Fr. Wilson said, “Christmas is the time of year that, culturally, is most idealized in terms of relationships, family, and community. We see the imagery on the TV movies, and the imagery always ends up in some idealized version of reconciliation or some perfection of family. And when we start examining our own lives and begin to compare them to this image that is set before us, none of our families, and none of our relationships are ever going to measure up to that. We live with human beings. Our relatives are human beings. Our communities are human beings. And Christmas doesn’t eliminate their humanity.”
So once we acknowledge the darkness and the source of our holiday blues, how can we walk toward the light? Fr. Wilson pointed out that there is a tendency when we are living in darkness to turn in on ourselves, but the light is found when we follow the example of Christ and give of ourselves.
“Check out ways, check out opportunities to give of ourselves in many different ways that the season often provides,” he suggested. “We have lots of opportunities for people to serve and to give. There’s something about self-donation that can always lift our spirits.”
Another way to battle the holiday blues is to focus on what you do have to be grateful for, rather than what is lacking in your life this Christmas.
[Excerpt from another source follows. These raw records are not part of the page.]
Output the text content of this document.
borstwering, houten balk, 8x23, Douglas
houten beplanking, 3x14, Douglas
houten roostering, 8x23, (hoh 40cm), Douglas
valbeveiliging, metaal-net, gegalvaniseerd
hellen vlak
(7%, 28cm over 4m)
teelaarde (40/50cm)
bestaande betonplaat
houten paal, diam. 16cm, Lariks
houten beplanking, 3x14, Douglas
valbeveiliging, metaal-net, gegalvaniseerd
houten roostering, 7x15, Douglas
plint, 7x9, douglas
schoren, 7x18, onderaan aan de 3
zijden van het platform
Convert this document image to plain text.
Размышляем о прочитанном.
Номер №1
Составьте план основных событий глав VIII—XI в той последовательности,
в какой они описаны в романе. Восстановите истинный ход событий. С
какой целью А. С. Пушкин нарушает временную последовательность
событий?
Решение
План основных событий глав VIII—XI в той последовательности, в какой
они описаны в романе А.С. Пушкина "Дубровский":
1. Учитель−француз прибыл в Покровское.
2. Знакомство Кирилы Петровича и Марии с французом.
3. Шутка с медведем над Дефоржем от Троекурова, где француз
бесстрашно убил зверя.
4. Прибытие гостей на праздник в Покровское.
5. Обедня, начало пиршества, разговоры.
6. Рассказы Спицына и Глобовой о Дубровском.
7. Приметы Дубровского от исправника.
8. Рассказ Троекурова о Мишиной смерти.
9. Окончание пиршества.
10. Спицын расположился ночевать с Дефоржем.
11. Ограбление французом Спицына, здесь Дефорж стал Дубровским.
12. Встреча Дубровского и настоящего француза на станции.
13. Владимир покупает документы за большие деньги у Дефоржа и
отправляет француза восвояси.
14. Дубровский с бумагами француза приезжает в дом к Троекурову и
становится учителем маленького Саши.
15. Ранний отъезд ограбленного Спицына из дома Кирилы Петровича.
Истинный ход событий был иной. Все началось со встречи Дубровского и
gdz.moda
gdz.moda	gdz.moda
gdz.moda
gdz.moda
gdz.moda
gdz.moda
“Gratitude is absolutely essential to the Christian life,” said Fr. Wilson. “It is absolutely essential to a solid and complete prayer life. And again, even in the points of darkness I think that is one of the ways that the devil just tries to overwhelm us in that darkness, and in a way blind us spiritually to all the things we have to be thankful for. So we might get lost in a cycle of not being grateful because we are caught in the darkness. But if we live in that spirit of gratitude, even in those moments of darkness, think of the things I can be thankful for.”